Chris ne pouvait qu’en convenir. Un blocus temporaire pour un problème de sécurité était une chose, Passer la plus grande partie de la semaine sans qu’aucune information ne circule ni dans un sens ni dans l’autre frôlait la démence. À force, ils finiraient par avoir l’impression qu’il s’était produit à l’extérieur un événement d’une extrême gravité.
Et peut-être était-ce le cas. Mais cela n’expliquait rien.
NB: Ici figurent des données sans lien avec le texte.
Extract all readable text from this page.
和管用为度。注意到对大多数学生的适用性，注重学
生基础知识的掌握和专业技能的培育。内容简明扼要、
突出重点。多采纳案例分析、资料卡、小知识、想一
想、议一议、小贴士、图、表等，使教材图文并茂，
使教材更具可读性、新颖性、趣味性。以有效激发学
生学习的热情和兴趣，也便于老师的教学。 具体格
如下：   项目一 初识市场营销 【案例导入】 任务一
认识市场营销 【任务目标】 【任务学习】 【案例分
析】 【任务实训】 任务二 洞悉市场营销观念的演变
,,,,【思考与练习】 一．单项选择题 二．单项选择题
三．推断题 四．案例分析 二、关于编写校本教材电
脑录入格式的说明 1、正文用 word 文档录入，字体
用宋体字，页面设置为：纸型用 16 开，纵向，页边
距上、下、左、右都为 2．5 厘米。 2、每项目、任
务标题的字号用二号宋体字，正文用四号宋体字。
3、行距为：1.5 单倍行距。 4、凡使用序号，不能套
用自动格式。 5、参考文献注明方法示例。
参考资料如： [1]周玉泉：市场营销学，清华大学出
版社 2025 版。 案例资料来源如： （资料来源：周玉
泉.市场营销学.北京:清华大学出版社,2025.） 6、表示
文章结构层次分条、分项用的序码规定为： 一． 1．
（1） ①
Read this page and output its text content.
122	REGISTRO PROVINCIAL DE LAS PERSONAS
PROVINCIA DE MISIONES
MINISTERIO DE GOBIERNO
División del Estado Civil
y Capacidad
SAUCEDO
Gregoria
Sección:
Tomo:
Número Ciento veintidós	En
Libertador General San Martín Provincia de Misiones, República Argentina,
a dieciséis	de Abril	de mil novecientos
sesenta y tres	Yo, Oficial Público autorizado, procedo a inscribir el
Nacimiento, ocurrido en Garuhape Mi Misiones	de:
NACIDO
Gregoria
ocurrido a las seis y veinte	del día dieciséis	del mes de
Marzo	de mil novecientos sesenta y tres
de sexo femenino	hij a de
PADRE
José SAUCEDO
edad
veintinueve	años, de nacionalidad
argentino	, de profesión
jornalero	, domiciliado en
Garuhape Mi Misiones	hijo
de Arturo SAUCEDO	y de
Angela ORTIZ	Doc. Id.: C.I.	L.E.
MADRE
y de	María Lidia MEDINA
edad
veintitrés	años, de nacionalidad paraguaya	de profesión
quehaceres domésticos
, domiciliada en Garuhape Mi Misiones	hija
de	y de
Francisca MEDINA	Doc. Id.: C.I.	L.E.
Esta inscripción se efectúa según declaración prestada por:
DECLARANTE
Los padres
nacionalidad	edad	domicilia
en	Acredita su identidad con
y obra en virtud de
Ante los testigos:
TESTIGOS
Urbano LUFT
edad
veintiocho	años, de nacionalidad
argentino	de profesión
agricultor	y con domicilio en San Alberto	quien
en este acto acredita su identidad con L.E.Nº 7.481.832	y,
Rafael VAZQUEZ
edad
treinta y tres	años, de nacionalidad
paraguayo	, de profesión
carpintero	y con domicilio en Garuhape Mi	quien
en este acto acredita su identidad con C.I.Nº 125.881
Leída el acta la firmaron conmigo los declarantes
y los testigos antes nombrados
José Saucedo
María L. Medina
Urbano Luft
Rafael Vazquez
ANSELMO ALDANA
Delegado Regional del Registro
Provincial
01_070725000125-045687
Même en temps de guerre, quel danger faisait courir une connexion video ou web ? Pourquoi mettre en quarantaine non seulement la population de Blind Lake, mais aussi tous ses canaux de données ?
Qui cachait quoi, et a qui ?
Il avait prévu de passer l’heure d’avant le dîner à mettre vaguement de l’ordre dans ses notes, il commençait à envisager la possibilité d’un article fini, peut-être pas les vingt mille mots demandés par Visions, mais pas loin. Il tenait même un fil conducteur : les miracles enfouis sous l’aptitude humaine à l’indifférence. La culture somnolente d’UMa47/E comme miroir lointain.
Un projet de ce genre lui ferait du bien, lui permettrait peut-être même de retrouver une partie de sa confiance en lui.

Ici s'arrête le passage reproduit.